Actually in a former version the C++ standard mandated map::operator[] to behave as insert (thus forcing an inefficient implementation). Later the text was relaxed allowing a better implementation.

Note anyway that for standard containers the elements are considered to be "values", i.e. the implementation is free to copy things around and you get no guarantees about how many copies will be made.

You can see the make_pair problem by changing the code to

    mymap2.insert(std::pair<const Key, int>(k, 1));

Longer explanation

The problem is that make_pair will create an std::pair<Key, int> value but insert signature wants instead a const std::pair<const Key, int>& (note that std::map::value_type is a pair with a const first element).

These two types are incompatible and unrelated so to be able to make the call another pair must be created copying both key and value and this is where an extra key duplication occurs.

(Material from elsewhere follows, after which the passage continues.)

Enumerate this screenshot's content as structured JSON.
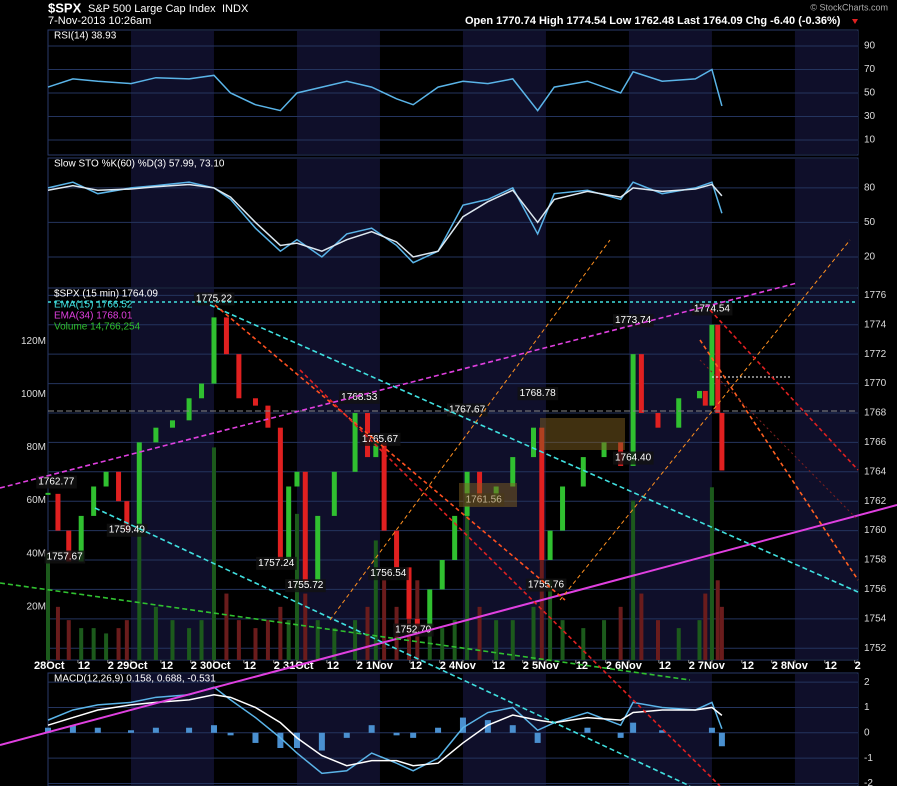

Even if it could be apparently "logical" that a pair<X, Y> should be directly usable where pair<const X, Y> is expected this is not true in C++ and it's one of the logical problems of the const-correctness concept (it doesn't scale by composition).

It's because of make_pair. You have to copy k into the pair, plus there is an extra function call. Possibly the number of copies can be reduced by enabling optimization (I didn't try). However, if you do this, then you'll have exactly the same number of copies than with operator[]:

mymap2.insert(std::pair<const Key&, int>(k, 1));

In C++11 though, things start to get better. If you compile your code with C++11, then you'll get two copies with insert. Even better, if Key has a move constructor, you'll get one copy and one move for insert (while two copies with operator[]). If you use my line above in C++11, you'll even spare the move and only get one copy.

Interestingly, with operator[], I always get two copies, for which I don't know the exact reason.